En ese momento, Sakhi echó mano de su arma y, antes de ser muerto por las tropas españolas presentes en el lugar, acabó con las vidas de dos guardias civiles y de un intérprete nacionalizado español, confirmaron a Efe en España fuentes del Ministerio de Interior.

Según fuentes oficiales españolas, los dos guardias civiles fallecidos son el capitán José María Galera Córdoba y el alférez Abraham Leoncio Bravo Picayo, ambos de 33 años, que prestaban servicio en la Unidad de Acción Rural.

Tanto un portavoz de la Fuerza Internacional de Asistencia a la Seguridad (ISAF) como el portavoz del Ministerio afgano de Interior, Zemarai Bashari, aseguraron que el autor del ataque era «policía», pero este extremo fue descartado por las autoridades provinciales.

Según dijo a Efe el gobernador de Badghis, Dilbar Jan Arman, Ghulam Sakhi solo era «chófer» del cuerpo policial, y además mantenía «contactos con los talibanes», por lo que las autoridades creen que la discusión obedeció a un plan premeditado.

«Estaba todo planeado», afirmó Arman, que acusó a los insurgentes de haber orquestado tanto la acción armada como la manifestación posterior que tuvo lugar en las calles de Qala-i-Naw.

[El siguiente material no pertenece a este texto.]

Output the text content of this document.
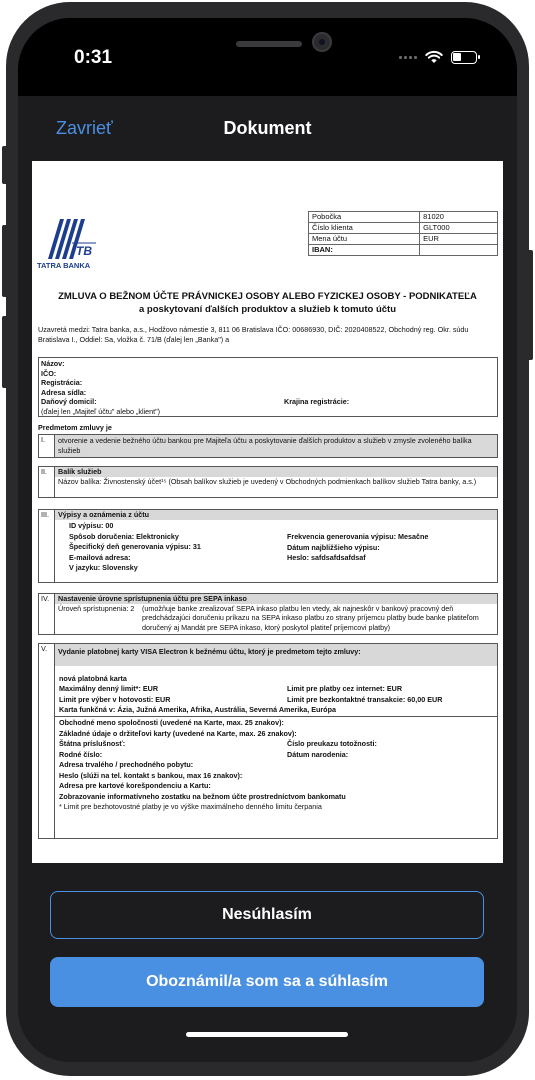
0:31
Zavrieť	Dokument
TB
TATRA BANKA
Pobočka	81020
Číslo klienta	GLT000
Mena účtu	EUR
IBAN:	
ZMLUVA O BEŽNOM ÚČTE PRÁVNICKEJ OSOBY ALEBO FYZICKEJ OSOBY - PODNIKATEĽA
a poskytovaní ďalších produktov a služieb k tomuto účtu
Uzavretá medzi: Tatra banka, a.s., Hodžovo námestie 3, 811 06 Bratislava IČO: 00686930, DIČ: 2020408522, Obchodný reg. Okr. súdu Bratislava I., Oddiel: Sa, vložka č. 71/B (ďalej len „Banka") a
Názov:
IČO:
Registrácia:
Adresa sídla:
Daňový domicil:	Krajina registrácie:
(ďalej len „Majiteľ účtu" alebo „klient")
Predmetom zmluvy je
I.	otvorenie a vedenie bežného účtu bankou pre Majiteľa účtu a poskytovanie ďalších produktov a služieb v zmysle zvoleného balíka služieb
II.	Balík služieb
Názov balíka: Živnostenský účet¹⁵ (Obsah balíkov služieb je uvedený v Obchodných podmienkach balíkov služieb Tatra banky, a.s.)
III.	Výpisy a oznámenia z účtu
ID výpisu: 00
Spôsob doručenia: Elektronicky
Špecifický deň generovania výpisu: 31
E-mailová adresa:
V jazyku: Slovensky
Frekvencia generovania výpisu: Mesačne
Dátum najbližšieho výpisu:
Heslo: safdsafdsafdsaf
IV.	Nastavenie úrovne sprístupnenia účtu pre SEPA inkaso
Úroveň sprístupnenia: 2	(umožňuje banke zrealizovať SEPA inkaso platbu len vtedy, ak najneskôr v bankový pracovný deň predchádzajúci doručeniu príkazu na SEPA inkaso platbu zo strany príjemcu platby bude banke platiteľom doručený aj Mandát pre SEPA inkaso, ktorý poskytol platiteľ príjemcovi platby)
V.	Vydanie platobnej karty VISA Electron k bežnému účtu, ktorý je predmetom tejto zmluvy:
nová platobná karta
Maximálny denný limit*: EUR
Limit pre výber v hotovosti: EUR
Limit pre platby cez internet: EUR
Limit pre bezkontaktné transakcie: 60,00 EUR
Karta funkčná v: Ázia, Južná Amerika, Afrika, Austrália, Severná Amerika, Európa
Obchodné meno spoločnosti (uvedené na Karte, max. 25 znakov):
Základné údaje o držiteľovi karty (uvedené na Karte, max. 26 znakov):
Štátna príslušnosť:	Číslo preukazu totožnosti:
Rodné číslo:	Dátum narodenia:
Adresa trvalého / prechodného pobytu:
Heslo (slúži na tel. kontakt s bankou, max 16 znakov):
Adresa pre kartové korešpondenciu a Kartu:
Zobrazovanie informatívneho zostatku na bežnom účte prostredníctvom bankomatu
* Limit pre bezhotovostné platby je vo výške maximálneho denného limitu čerpania
Nesúhlasím
Oboznámil/a som sa a súhlasím
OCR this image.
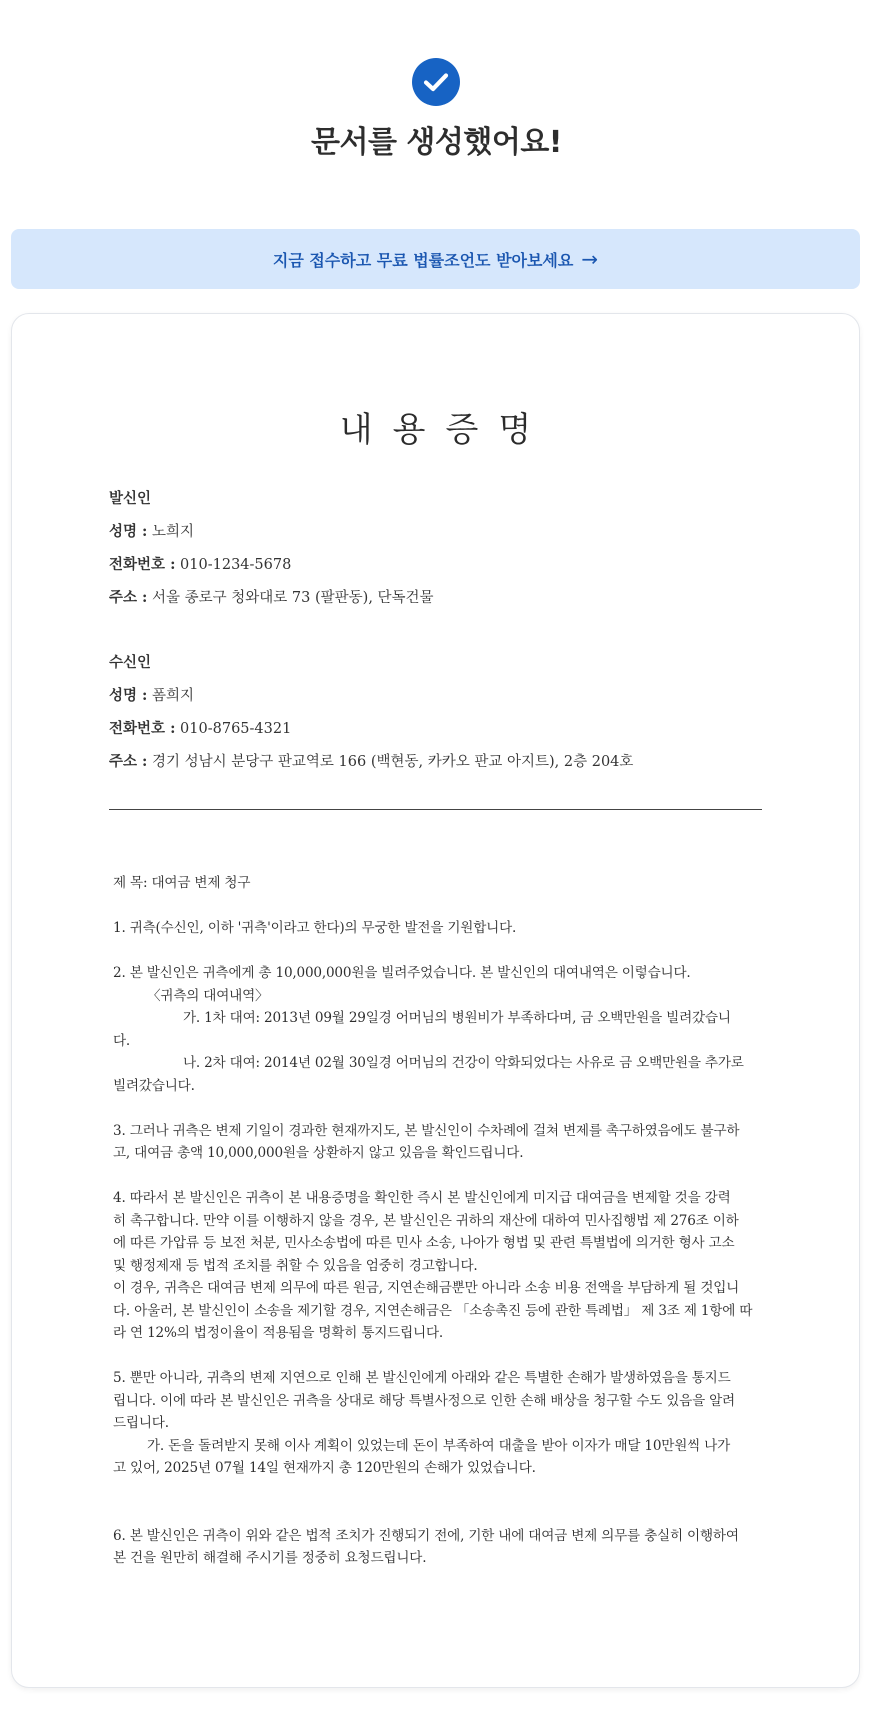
문서를 생성했어요!
지금 접수하고 무료 법률조언도 받아보세요 →
내용증명
발신인
성명 : 노희지
전화번호 : 010-1234-5678
주소 : 서울 종로구 청와대로 73 (팔판동), 단독건물
수신인
성명 : 폼희지
전화번호 : 010-8765-4321
주소 : 경기 성남시 분당구 판교역로 166 (백현동, 카카오 판교 아지트), 2층 204호

제 목: 대여금 변제 청구

1. 귀측(수신인, 이하 '귀측'이라고 한다)의 무궁한 발전을 기원합니다.

2. 본 발신인은 귀측에게 총 10,000,000원을 빌려주었습니다. 본 발신인의 대여내역은 이렇습니다.

〈귀측의 대여내역〉

가. 1차 대여: 2013년 09월 29일경 어머님의 병원비가 부족하다며, 금 오백만원을 빌려갔습니

다.

나. 2차 대여: 2014년 02월 30일경 어머님의 건강이 악화되었다는 사유로 금 오백만원을 추가로

빌려갔습니다.

3. 그러나 귀측은 변제 기일이 경과한 현재까지도, 본 발신인이 수차례에 걸쳐 변제를 촉구하였음에도 불구하

고, 대여금 총액 10,000,000원을 상환하지 않고 있음을 확인드립니다.

4. 따라서 본 발신인은 귀측이 본 내용증명을 확인한 즉시 본 발신인에게 미지급 대여금을 변제할 것을 강력

히 촉구합니다. 만약 이를 이행하지 않을 경우, 본 발신인은 귀하의 재산에 대하여 민사집행법 제 276조 이하

에 따른 가압류 등 보전 처분, 민사소송법에 따른 민사 소송, 나아가 형법 및 관련 특별법에 의거한 형사 고소

및 행정제재 등 법적 조치를 취할 수 있음을 엄중히 경고합니다.

이 경우, 귀측은 대여금 변제 의무에 따른 원금, 지연손해금뿐만 아니라 소송 비용 전액을 부담하게 될 것입니

다. 아울러, 본 발신인이 소송을 제기할 경우, 지연손해금은 「소송촉진 등에 관한 특례법」 제 3조 제 1항에 따

라 연 12%의 법정이율이 적용됨을 명확히 통지드립니다.

5. 뿐만 아니라, 귀측의 변제 지연으로 인해 본 발신인에게 아래와 같은 특별한 손해가 발생하였음을 통지드

립니다. 이에 따라 본 발신인은 귀측을 상대로 해당 특별사정으로 인한 손해 배상을 청구할 수도 있음을 알려

드립니다.

가. 돈을 돌려받지 못해 이사 계획이 있었는데 돈이 부족하여 대출을 받아 이자가 매달 10만원씩 나가

고 있어, 2025년 07월 14일 현재까지 총 120만원의 손해가 있었습니다.

6. 본 발신인은 귀측이 위와 같은 법적 조치가 진행되기 전에, 기한 내에 대여금 변제 의무를 충실히 이행하여

본 건을 원만히 해결해 주시기를 정중히 요청드립니다.
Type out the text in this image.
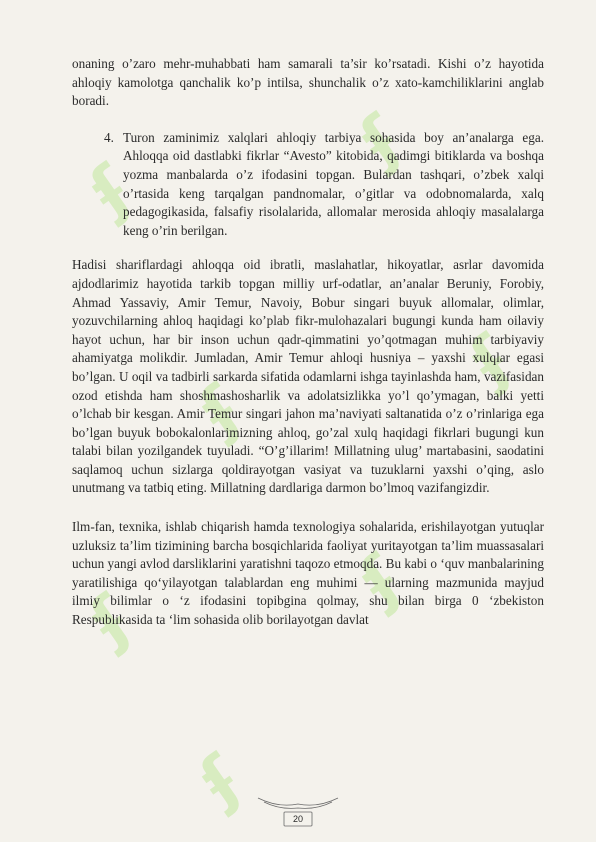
ʄ
ʄ
ʄ
ʄ
ʄ
ʄ
ʄ

onaning o’zaro mehr-muhabbati ham samarali ta’sir ko’rsatadi. Kishi o’z hayotida ahloqiy kamolotga qanchalik ko’p intilsa, shunchalik o’z xato-kamchiliklarini anglab boradi.

4. Turon zaminimiz xalqlari ahloqiy tarbiya sohasida boy an’analarga ega. Ahloqqa oid dastlabki fikrlar “Avesto” kitobida, qadimgi bitiklarda va boshqa yozma manbalarda o’z ifodasini topgan. Bulardan tashqari, o’zbek xalqi o’rtasida keng tarqalgan pandnomalar, o’gitlar va odobnomalarda, xalq pedagogikasida, falsafiy risolalarida, allomalar merosida ahloqiy masalalarga keng o’rin berilgan.

Hadisi shariflardagi ahloqqa oid ibratli, maslahatlar, hikoyatlar, asrlar davomida ajdodlarimiz hayotida tarkib topgan milliy urf-odatlar, an’analar Beruniy, Forobiy, Ahmad Yassaviy, Amir Temur, Navoiy, Bobur singari buyuk allomalar, olimlar, yozuvchilarning ahloq haqidagi ko’plab fikr-mulohazalari bugungi kunda ham oilaviy hayot uchun, har bir inson uchun qadr-qimmatini yo’qotmagan muhim tarbiyaviy ahamiyatga molikdir. Jumladan, Amir Temur ahloqi husniya – yaxshi xulqlar egasi bo’lgan. U oqil va tadbirli sarkarda sifatida odamlarni ishga tayinlashda ham, vazifasidan ozod etishda ham shoshmashosharlik va adolatsizlikka yo’l qo’ymagan, balki yetti o’lchab bir kesgan. Amir Temur singari jahon ma’naviyati saltanatida o’z o’rinlariga ega bo’lgan buyuk bobokalonlarimizning ahloq, go’zal xulq haqidagi fikrlari bugungi kun talabi bilan yozilgandek tuyuladi. “O’g’illarim! Millatning ulug’ martabasini, saodatini saqlamoq uchun sizlarga qoldirayotgan vasiyat va tuzuklarni yaxshi o’qing, aslo unutmang va tatbiq eting. Millatning dardlariga darmon bo’lmoq vazifangizdir.

Ilm-fan, texnika, ishlab chiqarish hamda texnologiya sohalarida, erishilayotgan yutuqlar uzluksiz ta’lim tizimining barcha bosqichlarida faoliyat yuritayotgan ta’lim muassasalari uchun yangi avlod darsliklarini yaratishni taqozo etmoqda. Bu kabi o ‘quv manbalarining yaratilishiga qo‘yilayotgan talablardan eng muhimi — ularning mazmunida mayjud ilmiy bilimlar o ‘z ifodasini topibgina qolmay, shu bilan birga 0 ‘zbekiston Respublikasida ta ‘lim sohasida olib borilayotgan davlat

20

Tras conocer la muerte de Sakhi, unas 2.000 personas se manifestaron en las calles de la ciudad y, según testigos y fuentes oficiales, incendiaron viviendas, rompieron las ventanas de la oficina del gobernador y lanzaron proclamas contra las tropas extranjeras.

La Policía ya ha controlado la situación en gran parte de la Qala-i-Naw, aunque un grupo más reducido de manifestantes -unos 200, según el Gobierno español- llegó a las cercanías del PRT.

«El PRT no ha sufrido daños. Sólo algunas tiendas cercanas han resultado dañadas», dijo Arman.

Fuentes gubernamentales en Madrid dijeron que los civiles no trataron de tomar la base en ningún momento, y que fueron informados por megafonía de lo sucedido, aunque los concentrados reclamaron la devolución del cadáver del agresor afgano.

Hasta el momento, 92 españoles han muerto en el transcurso de la misión desplegada en Afganistán desde el año 2002, si se incluyen los 62 fallecidos en el accidente de aviación del Yak-42.